The three alleged intruders have been arrested and are currently in jail. A surveillance video from Shelita and Royce's home captured their images, and they were caught when information about their whereabouts was reported to Crime Stoppers hotline. "The detective told me that they had so many phone calls pouring in after that video, it took them less than a month to find all three of them," Shelita reports.

"Do you have any idea why you were targeted?" Dr. Phil asks.

"I don't know why I was targeted. I don't if I was followed home," she replies.

Dr. Phil mentions that Shelita and Royce are both chiropractors, own a beautiful home and are high-profile in the community. "Could they have found you that way?" Dr. Phil asks.

"Yes," Shelita says. "We have two billboards up in the city."

"Have you returned to work?" Dr. Phil asks.

"I go sometimes," she says. 

Dr. Phil addresses Shelita and Priscilla, who sits in the audience. "Both of you are trying to be strong for the other one," he says. To Priscilla, he continues, "You're trying to put a face for her because you know she's unraveling, but the truth is, this got to you, didn't it?"

"Yes, it did," she replies. "I just want to scream, but I can't, because I feel like it won't do any good. Just to see the look on her face when they had the gun to her head, I can't get that out of my mind. I feel like I can't cry because I don't want her to see that I'm still afraid for her."

"That's not OK," Dr. Phil says.

Dr. Phil reads a list of Shelita's fearful behavior.
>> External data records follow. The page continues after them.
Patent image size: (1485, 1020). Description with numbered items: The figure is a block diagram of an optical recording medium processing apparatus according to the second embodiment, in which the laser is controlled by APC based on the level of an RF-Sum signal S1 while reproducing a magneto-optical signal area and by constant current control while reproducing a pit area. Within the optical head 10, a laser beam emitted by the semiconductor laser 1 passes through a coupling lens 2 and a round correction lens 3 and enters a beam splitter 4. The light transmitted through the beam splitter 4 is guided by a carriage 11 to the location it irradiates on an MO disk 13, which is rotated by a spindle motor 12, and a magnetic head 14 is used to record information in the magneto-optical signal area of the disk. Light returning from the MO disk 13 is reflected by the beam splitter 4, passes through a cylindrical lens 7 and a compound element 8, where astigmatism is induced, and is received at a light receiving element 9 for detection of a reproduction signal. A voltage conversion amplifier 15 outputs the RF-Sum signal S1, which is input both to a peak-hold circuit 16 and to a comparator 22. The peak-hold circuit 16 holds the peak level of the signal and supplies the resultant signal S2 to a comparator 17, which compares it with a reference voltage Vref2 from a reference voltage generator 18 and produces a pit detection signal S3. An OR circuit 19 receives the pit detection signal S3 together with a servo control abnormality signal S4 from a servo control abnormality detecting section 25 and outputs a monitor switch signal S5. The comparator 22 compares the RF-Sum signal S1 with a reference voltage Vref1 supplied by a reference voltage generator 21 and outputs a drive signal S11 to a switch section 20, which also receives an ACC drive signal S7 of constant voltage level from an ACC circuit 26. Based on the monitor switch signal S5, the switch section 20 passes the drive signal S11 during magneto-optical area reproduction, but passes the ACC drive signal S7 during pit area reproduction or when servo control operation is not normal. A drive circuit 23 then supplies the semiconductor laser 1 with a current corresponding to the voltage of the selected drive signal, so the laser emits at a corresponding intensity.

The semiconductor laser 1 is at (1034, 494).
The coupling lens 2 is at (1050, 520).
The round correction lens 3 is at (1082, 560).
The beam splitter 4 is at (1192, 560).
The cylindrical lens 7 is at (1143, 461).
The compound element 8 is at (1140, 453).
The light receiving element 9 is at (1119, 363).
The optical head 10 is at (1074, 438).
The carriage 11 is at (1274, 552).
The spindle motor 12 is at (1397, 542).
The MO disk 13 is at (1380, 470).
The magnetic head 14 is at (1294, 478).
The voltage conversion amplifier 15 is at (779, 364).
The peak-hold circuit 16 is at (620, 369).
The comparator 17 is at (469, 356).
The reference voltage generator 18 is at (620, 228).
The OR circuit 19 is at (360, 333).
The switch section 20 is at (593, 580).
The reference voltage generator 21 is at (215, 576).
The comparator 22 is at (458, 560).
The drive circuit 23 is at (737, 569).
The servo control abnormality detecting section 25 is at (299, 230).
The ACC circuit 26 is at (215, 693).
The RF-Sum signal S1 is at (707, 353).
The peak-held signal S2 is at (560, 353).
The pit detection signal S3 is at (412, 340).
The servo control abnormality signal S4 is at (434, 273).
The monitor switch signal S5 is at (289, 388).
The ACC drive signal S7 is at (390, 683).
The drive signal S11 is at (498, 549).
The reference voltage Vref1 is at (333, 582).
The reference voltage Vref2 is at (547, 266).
She showers for only two minutes because she's afraid an intruder will enter the house if she's in the bathroom too long, she peeks out of the blinds to see if anyone is outside, she stays at the mall all day to avoid returning home, she cries in her car in the driveway, she leaves the TV on the surveillance channel all the time, and she only sleeps for an hour at a time at night. "When something has gotten to you to the point that you're going and staying at the mall all day or sitting in the driveway crying because you don't want to go inside, you know that's not OK, right?" he asks.

"Right," Shelita says, wiping away tears.

"We have to deal with that," Dr. Phil says.


Dr. Phil lists the symptoms of Post-Traumatic Stress Disorder, and says, ""You're kind of the poster-child here."